Bölgede faaliyet gösteren 364 firma, tekstilden gıdaya, kimyadan makine imalatına kadar geniş bir sektörel yelpazede üretim ve ticaret yaptı. Ocak-Haziran dönemindeki ticaretin yüzde 63’ünü sanayi ürünleri, yüzde 37’sini ise tarım ürünleri oluşturdu. Gıda işleme, plastik, metal işleme ve hazır giyim gibi alanlarda üretim yapan firmalar, sadece Türkiye pazarına değil, dünyanın dört bir yanına ürün gönderdi.

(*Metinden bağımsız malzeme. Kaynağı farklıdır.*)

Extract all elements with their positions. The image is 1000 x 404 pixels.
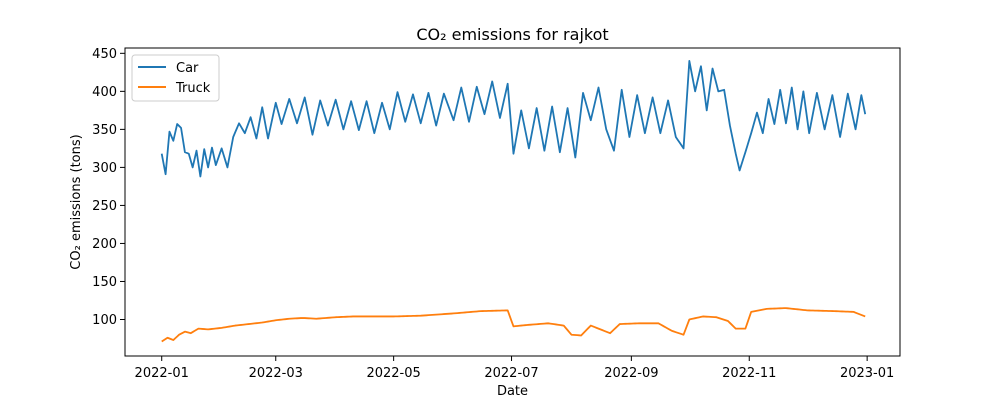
x-tick-label: 2022-01 (135, 366, 189, 381)
y-axis: 100 150 200 250 300 350 400 450 (92, 47, 125, 328)
series-layer (160, 60, 867, 343)
x-tick-label: 2023-01 (840, 366, 894, 381)
y-tick-label: 300 (92, 161, 117, 176)
chart-title: CO₂ emissions for rajkot (416, 25, 608, 44)
x-tick-label: 2022-03 (249, 366, 303, 381)
y-axis-label: CO₂ emissions (tons) (69, 134, 84, 269)
plot-area (124, 47, 901, 357)
legend-label-truck: Truck (175, 81, 211, 96)
y-tick-label: 200 (92, 237, 117, 252)
y-tick-label: 400 (92, 85, 117, 100)
y-tick-label: 450 (92, 47, 117, 62)
y-tick-label: 350 (92, 123, 117, 138)
x-axis: 2022-01 2022-03 2022-05 2022-07 2022-09 2022-… (135, 356, 894, 381)
y-tick-label: 150 (92, 275, 117, 290)
x-tick-label: 2022-09 (604, 366, 658, 381)
axes-frame (124, 47, 901, 357)
x-tick-label: 2022-11 (722, 366, 776, 381)
series-line-truck (161, 307, 866, 343)
legend-label-car: Car (176, 61, 199, 76)
y-tick-label: 250 (92, 199, 117, 214)
legend: Car Truck (131, 54, 220, 102)
x-tick-label: 2022-05 (366, 366, 420, 381)
y-tick-label: 100 (92, 313, 117, 328)
x-tick-label: 2022-07 (484, 366, 538, 381)
series-line-car (160, 60, 867, 178)
x-axis-label: Date (497, 384, 528, 399)
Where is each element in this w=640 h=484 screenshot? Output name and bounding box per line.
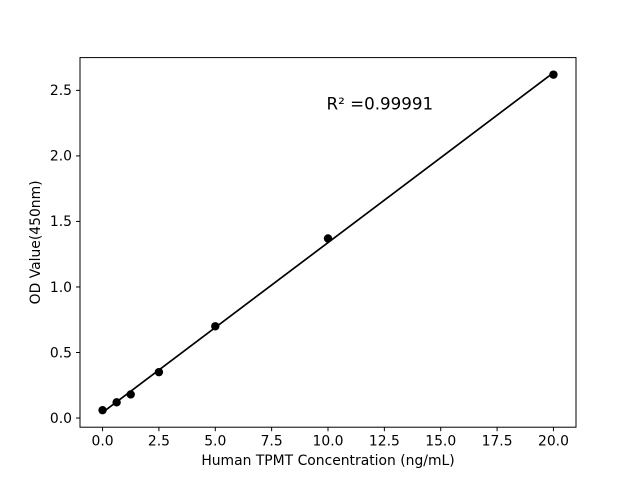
r-squared-annotation: R² =0.99991 (327, 93, 434, 113)
data-point (98, 405, 107, 415)
x-tick-label: 2.5 (148, 434, 170, 450)
x-tick-label: 10.0 (313, 434, 344, 450)
x-tick-label: 5.0 (204, 434, 226, 450)
y-tick-label: 0.0 (50, 411, 72, 427)
x-tick-label: 20.0 (538, 434, 569, 450)
x-tick-label: 17.5 (482, 434, 513, 450)
y-tick-label: 1.0 (50, 280, 72, 296)
y-tick-label: 1.5 (50, 214, 72, 230)
x-tick-label: 12.5 (369, 434, 400, 450)
x-tick-label: 0.0 (91, 434, 113, 450)
data-point (126, 390, 135, 399)
data-point (323, 234, 333, 243)
data-point (112, 398, 121, 407)
x-tick-label: 7.5 (261, 434, 283, 450)
x-axis-label: Human TPMT Concentration (ng/mL) (201, 453, 454, 469)
y-tick-label: 0.5 (50, 345, 72, 361)
y-axis-label: OD Value(450nm) (28, 180, 44, 304)
x-tick-label: 15.0 (425, 434, 456, 450)
data-point (549, 70, 558, 79)
data-point (211, 322, 220, 331)
y-tick-label: 2.5 (50, 83, 72, 99)
data-point (154, 367, 164, 377)
y-tick-label: 2.0 (50, 149, 72, 165)
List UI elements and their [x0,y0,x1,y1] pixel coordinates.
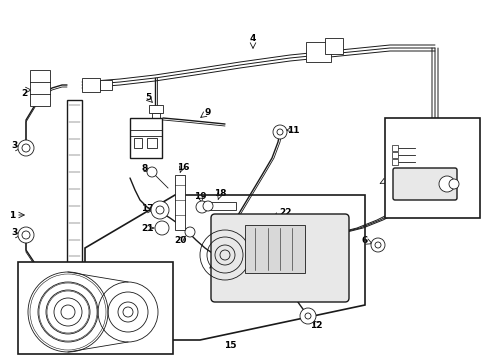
Text: 9: 9 [204,108,211,117]
FancyBboxPatch shape [210,214,348,302]
Text: 2: 2 [21,89,27,98]
Text: 3: 3 [11,140,17,149]
Bar [147,138,157,148]
Bar [100,80,112,90]
Circle shape [448,179,458,189]
Circle shape [196,201,207,213]
Circle shape [22,231,30,239]
Circle shape [276,129,283,135]
Circle shape [156,206,163,214]
Circle shape [272,125,286,139]
Bar [305,42,330,62]
Text: 7: 7 [386,174,392,183]
Circle shape [147,167,157,177]
Text: 20: 20 [173,235,186,244]
Text: 14: 14 [433,144,446,153]
Circle shape [184,227,195,237]
Text: 10: 10 [425,206,437,215]
Text: 11: 11 [286,126,299,135]
Bar [325,38,342,54]
Circle shape [305,313,310,319]
Circle shape [370,238,384,252]
Text: 21: 21 [142,224,154,233]
Circle shape [151,201,169,219]
Circle shape [203,201,213,211]
Bar [152,113,160,118]
Text: 16: 16 [176,162,189,171]
Bar [134,138,142,148]
Text: 15: 15 [224,341,236,350]
Bar [391,145,397,151]
Bar [18,262,173,354]
Circle shape [18,227,34,243]
Bar [391,159,397,165]
Bar [207,202,236,210]
Bar [30,70,50,106]
Text: 23: 23 [119,333,131,342]
Text: 12: 12 [309,320,322,329]
Text: 17: 17 [141,203,153,212]
Text: 22: 22 [278,207,291,216]
Text: 19: 19 [193,192,206,201]
Circle shape [155,221,169,235]
Circle shape [22,144,30,152]
Circle shape [299,308,315,324]
Text: 18: 18 [213,189,226,198]
Text: 1: 1 [9,211,15,220]
Text: 6: 6 [361,235,367,244]
Text: 4: 4 [249,33,256,42]
FancyBboxPatch shape [392,168,456,200]
Bar [67,100,82,295]
Circle shape [438,176,454,192]
Bar [149,105,163,113]
Bar [244,225,305,273]
Bar [384,118,479,218]
Text: 13: 13 [423,120,435,129]
Bar [82,78,100,92]
Text: 5: 5 [144,93,151,102]
Bar [130,118,162,158]
Bar [391,152,397,158]
Bar [175,175,184,230]
Circle shape [18,140,34,156]
Text: 3: 3 [11,228,17,237]
Circle shape [374,242,380,248]
Text: 8: 8 [142,163,148,172]
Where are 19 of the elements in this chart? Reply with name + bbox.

Lojistik Avantaj ve Stratejik Konum
Mersin Serbest Bölgesi’nin büyümesinde en önemli etkenlerden biri, Mersin Uluslararası Limanı'na olan yakınlığı ve özel rıhtım altyapısına sahip olması. Ayrıca kara yolları ve demir yolu bağlantılarının güçlü olması, bölgedeki firmaların lojistik maliyetlerini düşürerek daha rekabetçi fiyatlarla dış pazarlara açılmasını sağlıyor. Ayrıca Çukurova Bölgesel Havalimanı'nın da açılmasıyla birlikte hava yoluyla da birçok ülkeye uçuşlar başlarken, ticaret hacminin önümüzdeki günlerde daha fazla artması bekleniyor.
Bölgenin avantajları sayesinde ihracat yapılan ülke sayısı da her yıl artıyor. İlk 6 aylık süreçte ihracatta başı OECD ülkeleri çekti. Yapılan dış satımın yüzde 30’u OECD üyesi ülkelere gerçekleştirildi. Almanya, Fransa, İtalya ve Hollanda gibi ülkeler Mersin’den en fazla ürün gönderilen pazarlar arasında yer aldı.
Türkiye Ekonomisine Katkı Sürüyor
Türkiye’deki 19 serbest bölge arasında ticaret hacmi açısından ön sıralarda yer alan Mersin Serbest Bölgesi, hem üretim kapasitesi hem de istihdam katkısıyla bölgesel kalkınmanın da lokomotifi olmayı sürdürüyor. Bölgede doğrudan ve dolaylı olarak yaklaşık 10 bin kişiye istihdam sağlanıyor. Sanayi ve tarımın iç içe geçtiği bu üretim merkezinde, ihracata yönelik çalışan firmaların büyük kısmı yabancı sermayeli şirketlerden oluşuyor.